Apesar de amá-la é racional o tempo todo, é um homem dos livros. Ela sente. Felicie diz que se um dia dissesse que o amava ele consultaria Shakespeare.

Rohmer aborda a fé em “Conto de inverno”.

Felicie está vivendo em Nevers com Maxence, e em uma tarde vai a Catedral com sua filha Elise que deseja ver o presépio. Ela não é católica, se diz brigada com a religião e é naquele momento na igreja que Felicie conversa com Deus, á sua maneira ela não reza, vai além, estabelece contato com Ele refletindo e então descobre sua fé e nela encontra uma luz para a sua vida.

Decide deixar Maxence e voltar a Paris com Elise, mas não para Loïc, apesar de procurá-lo, ela volta para a sua esperança de reencontrar Charles, o pai de sua filha.

De volta a Paris, Felicie acompanha Loïc que vai ver uma peça de Shakespeare, “Conto de inverno” título com o qual Rohmer também batiza seu filme. A personagem se identifica com a história da peça, se envolve completamente se emocionando durante a apresentação.

A peça trata de pessoas que supostamente mortas vão para o exílio e retornam ressuscitadas. Loïc se sente em dúvida, se a rainha, personagem da peça, mexeu-se porque ainda não estava morta ou se era magia.

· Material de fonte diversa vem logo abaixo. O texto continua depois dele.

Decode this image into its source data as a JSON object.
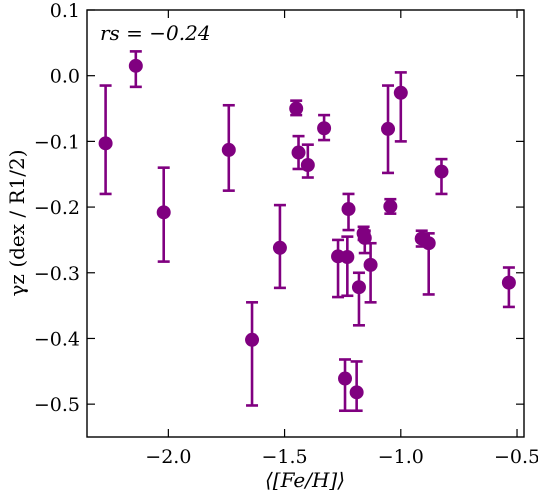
{
  "chart_data": {
    "type": "scatter",
    "xlabel": "⟨[Fe/H]⟩",
    "ylabel": "γz (dex / R1/2)",
    "annotation": "rs = −0.24",
    "xlim": [
      -2.35,
      -0.47
    ],
    "ylim": [
      -0.55,
      0.1
    ],
    "xticks": [
      -2.0,
      -1.5,
      -1.0,
      -0.5
    ],
    "xtick_labels": [
      "−2.0",
      "−1.5",
      "−1.0",
      "−0.5"
    ],
    "yticks": [
      0.1,
      0.0,
      -0.1,
      -0.2,
      -0.3,
      -0.4,
      -0.5
    ],
    "ytick_labels": [
      "0.1",
      "0.0",
      "−0.1",
      "−0.2",
      "−0.3",
      "−0.4",
      "−0.5"
    ],
    "grid": false,
    "marker_color": "#800080",
    "points": [
      {
        "x": -2.27,
        "y": -0.103,
        "ylo": -0.18,
        "yhi": -0.015
      },
      {
        "x": -2.14,
        "y": 0.015,
        "ylo": -0.017,
        "yhi": 0.037
      },
      {
        "x": -2.02,
        "y": -0.208,
        "ylo": -0.283,
        "yhi": -0.14
      },
      {
        "x": -1.74,
        "y": -0.113,
        "ylo": -0.175,
        "yhi": -0.045
      },
      {
        "x": -1.64,
        "y": -0.402,
        "ylo": -0.502,
        "yhi": -0.345
      },
      {
        "x": -1.52,
        "y": -0.262,
        "ylo": -0.323,
        "yhi": -0.197
      },
      {
        "x": -1.45,
        "y": -0.05,
        "ylo": -0.06,
        "yhi": -0.038
      },
      {
        "x": -1.44,
        "y": -0.117,
        "ylo": -0.142,
        "yhi": -0.092
      },
      {
        "x": -1.4,
        "y": -0.136,
        "ylo": -0.155,
        "yhi": -0.105
      },
      {
        "x": -1.33,
        "y": -0.08,
        "ylo": -0.098,
        "yhi": -0.06
      },
      {
        "x": -1.27,
        "y": -0.275,
        "ylo": -0.337,
        "yhi": -0.25
      },
      {
        "x": -1.24,
        "y": -0.461,
        "ylo": -0.51,
        "yhi": -0.432
      },
      {
        "x": -1.23,
        "y": -0.276,
        "ylo": -0.335,
        "yhi": -0.245
      },
      {
        "x": -1.225,
        "y": -0.203,
        "ylo": -0.235,
        "yhi": -0.18
      },
      {
        "x": -1.19,
        "y": -0.482,
        "ylo": -0.51,
        "yhi": -0.435
      },
      {
        "x": -1.18,
        "y": -0.322,
        "ylo": -0.38,
        "yhi": -0.3
      },
      {
        "x": -1.16,
        "y": -0.24,
        "ylo": -0.25,
        "yhi": -0.23
      },
      {
        "x": -1.155,
        "y": -0.247,
        "ylo": -0.27,
        "yhi": -0.236
      },
      {
        "x": -1.13,
        "y": -0.288,
        "ylo": -0.345,
        "yhi": -0.255
      },
      {
        "x": -1.055,
        "y": -0.081,
        "ylo": -0.148,
        "yhi": -0.015
      },
      {
        "x": -1.045,
        "y": -0.199,
        "ylo": -0.21,
        "yhi": -0.188
      },
      {
        "x": -1.0,
        "y": -0.026,
        "ylo": -0.1,
        "yhi": 0.005
      },
      {
        "x": -0.91,
        "y": -0.248,
        "ylo": -0.26,
        "yhi": -0.236
      },
      {
        "x": -0.88,
        "y": -0.255,
        "ylo": -0.333,
        "yhi": -0.24
      },
      {
        "x": -0.825,
        "y": -0.146,
        "ylo": -0.18,
        "yhi": -0.127
      },
      {
        "x": -0.535,
        "y": -0.315,
        "ylo": -0.352,
        "yhi": -0.292
      }
    ]
  }
}
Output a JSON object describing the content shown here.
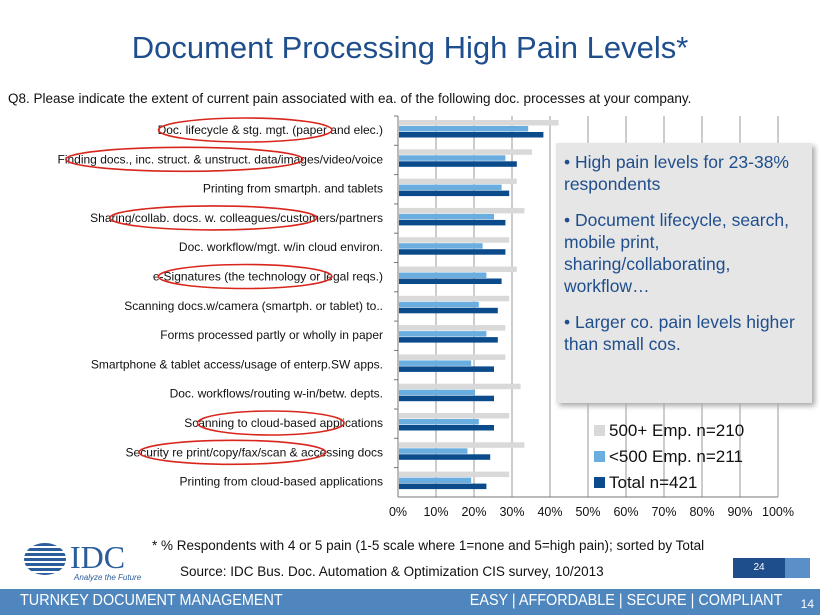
{
  "title": "Document Processing High Pain Levels*",
  "question": "Q8. Please indicate the extent of current pain associated with ea. of the following doc. processes at your company.",
  "chart_data": {
    "type": "bar",
    "orientation": "horizontal",
    "categories": [
      "Doc. lifecycle & stg. mgt. (paper and elec.)",
      "Finding docs., inc. struct. & unstruct. data/images/video/voice",
      "Printing from smartph. and tablets",
      "Sharing/collab. docs. w. colleagues/customers/partners",
      "Doc. workflow/mgt. w/in cloud environ.",
      "e-Signatures (the technology or legal reqs.)",
      "Scanning docs.w/camera (smartph. or tablet) to..",
      "Forms processed partly or wholly in paper",
      "Smartphone & tablet access/usage of enterp.SW apps.",
      "Doc. workflows/routing w-in/betw. depts.",
      "Scanning to cloud-based applications",
      "Security re print/copy/fax/scan & accessing docs",
      "Printing from cloud-based applications"
    ],
    "highlighted": [
      0,
      1,
      3,
      5,
      10,
      11
    ],
    "series": [
      {
        "name": "500+ Emp. n=210",
        "color": "#d9d9d9",
        "values": [
          42,
          35,
          31,
          33,
          29,
          31,
          29,
          28,
          28,
          32,
          29,
          33,
          29
        ]
      },
      {
        "name": "<500 Emp. n=211",
        "color": "#6aaee0",
        "values": [
          34,
          28,
          27,
          25,
          22,
          23,
          21,
          23,
          19,
          20,
          21,
          18,
          19
        ]
      },
      {
        "name": "Total n=421",
        "color": "#0b4a8b",
        "values": [
          38,
          31,
          29,
          28,
          28,
          27,
          26,
          26,
          25,
          25,
          25,
          24,
          23
        ]
      }
    ],
    "xlim": [
      0,
      100
    ],
    "xticks": [
      "0%",
      "10%",
      "20%",
      "30%",
      "40%",
      "50%",
      "60%",
      "70%",
      "80%",
      "90%",
      "100%"
    ],
    "grid": true,
    "legend": "bottom-right"
  },
  "callout": [
    "• High pain levels for 23-38% respondents",
    "• Document lifecycle, search, mobile print, sharing/collaborating, workflow…",
    "• Larger co. pain levels higher than small cos."
  ],
  "note": "* % Respondents with 4 or 5 pain (1-5 scale where 1=none and 5=high pain); sorted by Total",
  "source": "Source:  IDC Bus. Doc. Automation & Optimization CIS survey, 10/2013",
  "slide_number": "24",
  "logo": {
    "text": "IDC",
    "tagline": "Analyze the Future"
  },
  "footer": {
    "left": "TURNKEY DOCUMENT MANAGEMENT",
    "right": "EASY  |  AFFORDABLE  |  SECURE  |  COMPLIANT",
    "page": "14"
  }
}
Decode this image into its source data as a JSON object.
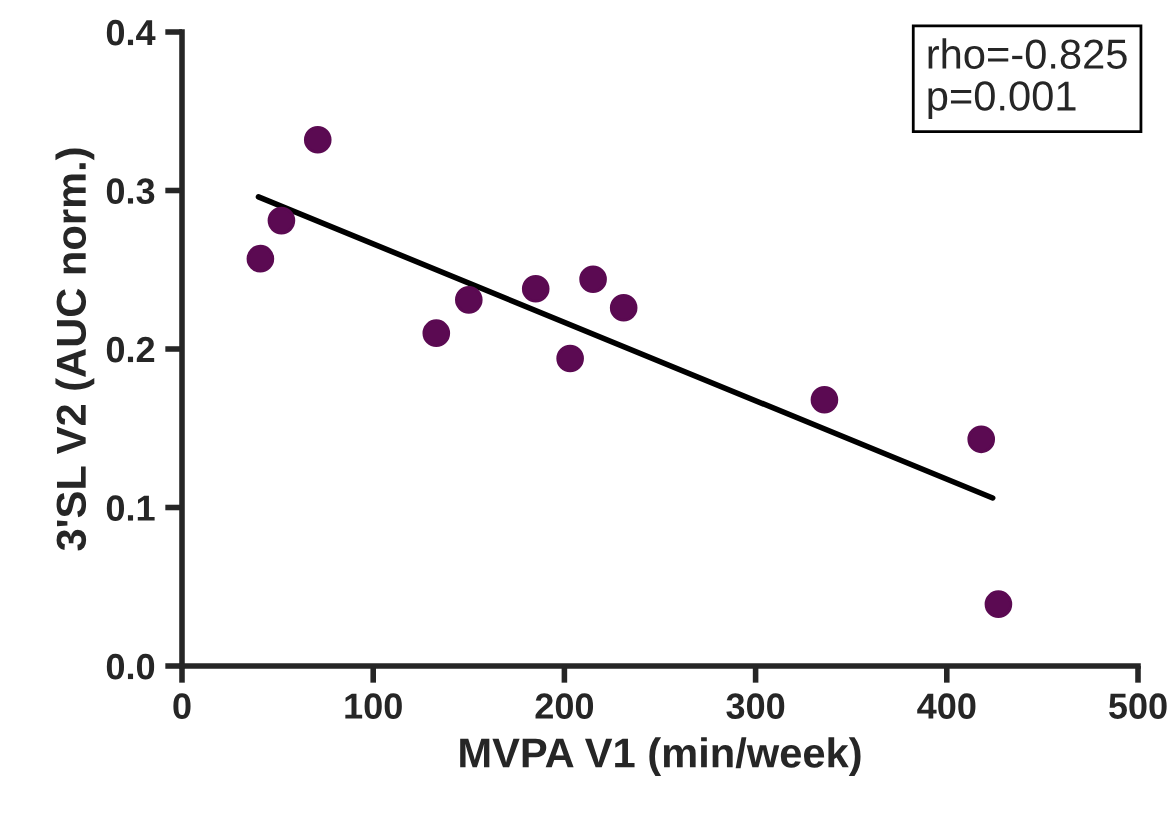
{
  "chart_data": {
    "type": "scatter",
    "xlabel": "MVPA V1 (min/week)",
    "ylabel": "3'SL V2 (AUC norm.)",
    "xlim": [
      0,
      500
    ],
    "xticks": [
      0,
      100,
      200,
      300,
      400,
      500
    ],
    "ylim": [
      0,
      0.4
    ],
    "yticks": [
      {
        "value": 0,
        "label": "0.0"
      },
      0.1,
      0.2,
      0.3,
      0.4
    ],
    "grid": false,
    "legend": false,
    "annotations": [
      "rho=-0.825\np=0.001"
    ],
    "series": [
      {
        "marker": "circle",
        "color": "#5b0a52",
        "x": [
          41,
          52,
          71,
          133,
          150,
          185,
          203,
          215,
          231,
          336,
          418,
          427
        ],
        "values": [
          0.257,
          0.281,
          0.332,
          0.21,
          0.231,
          0.238,
          0.194,
          0.244,
          0.226,
          0.168,
          0.143,
          0.039
        ]
      },
      {
        "type": "line",
        "color": "#000000",
        "line_style": "solid",
        "marker": "none",
        "x": [
          40,
          424
        ],
        "values": [
          0.296,
          0.106
        ]
      }
    ]
  }
}
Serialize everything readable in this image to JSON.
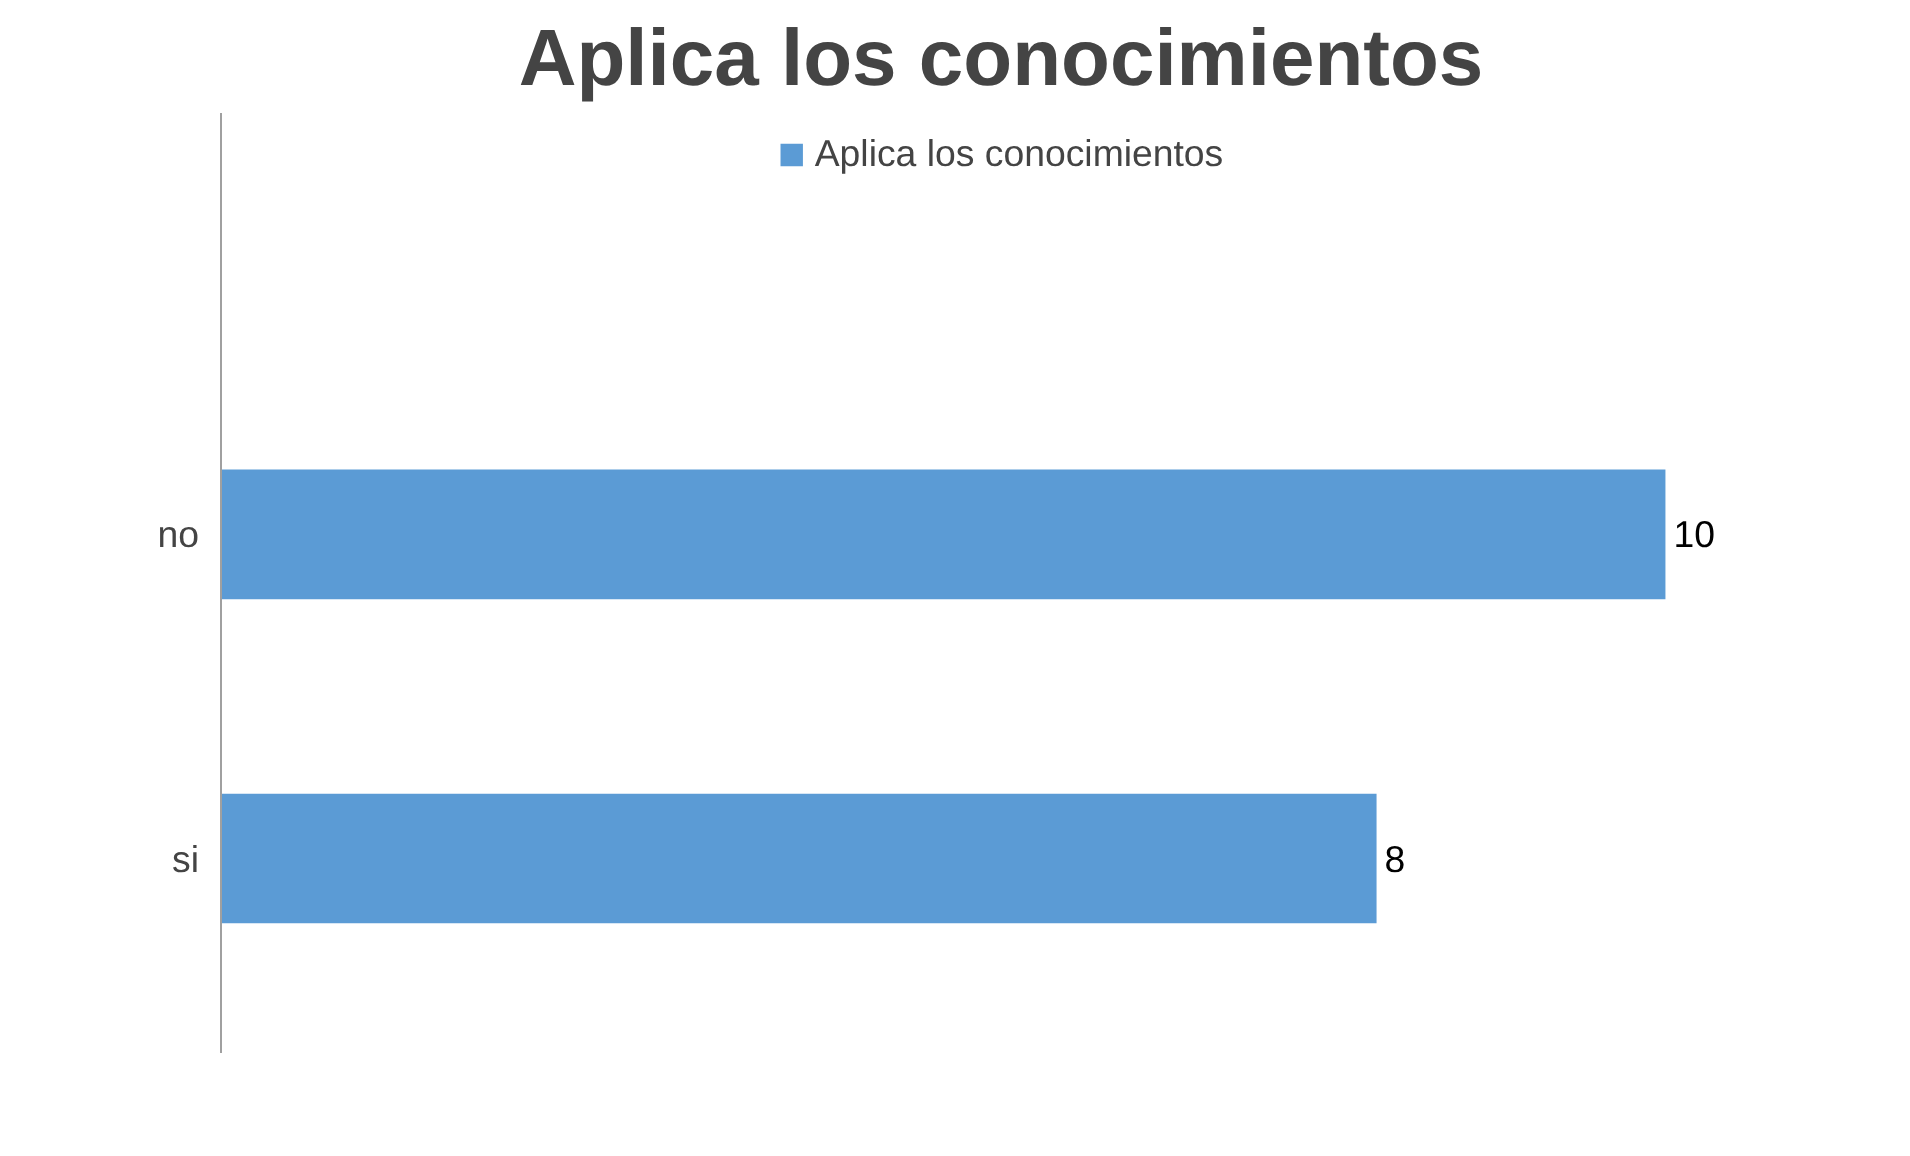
{
  "chart_data": {
    "type": "bar",
    "orientation": "horizontal",
    "title": "Aplica los conocimientos",
    "categories": [
      "no",
      "si"
    ],
    "series": [
      {
        "name": "Aplica los conocimientos",
        "color": "#5b9bd5",
        "values": [
          10,
          8
        ]
      }
    ],
    "data_labels": true,
    "legend": "top",
    "tick_labels": "y",
    "grid": false
  }
}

Felicie tinha uma certeza quanto a sua dúvida, para ela o que havia a ressuscitado foi a fé.

Foi a fé quem devolveu a esperança a Felicie, o acreditar em algo mais forte foi quem lhe deu força. Ela não se converte ao cristianismo, ela acredita em Deus, e sejamos católicos, evangélicos, espíritas, ou qualquer outra religião, é a fé que depositamos em Deus, pois existe apenas um, é ela quem nos dar equilíbrio.

Não possuo religião, mas é a fé que me coloca em equilíbrio e paz de espírito.

A coincidência ou destino (gosto de acreditar em destino) é quem leva Charles ao encontro de Felicie, em uma tarde do dia de ano novo.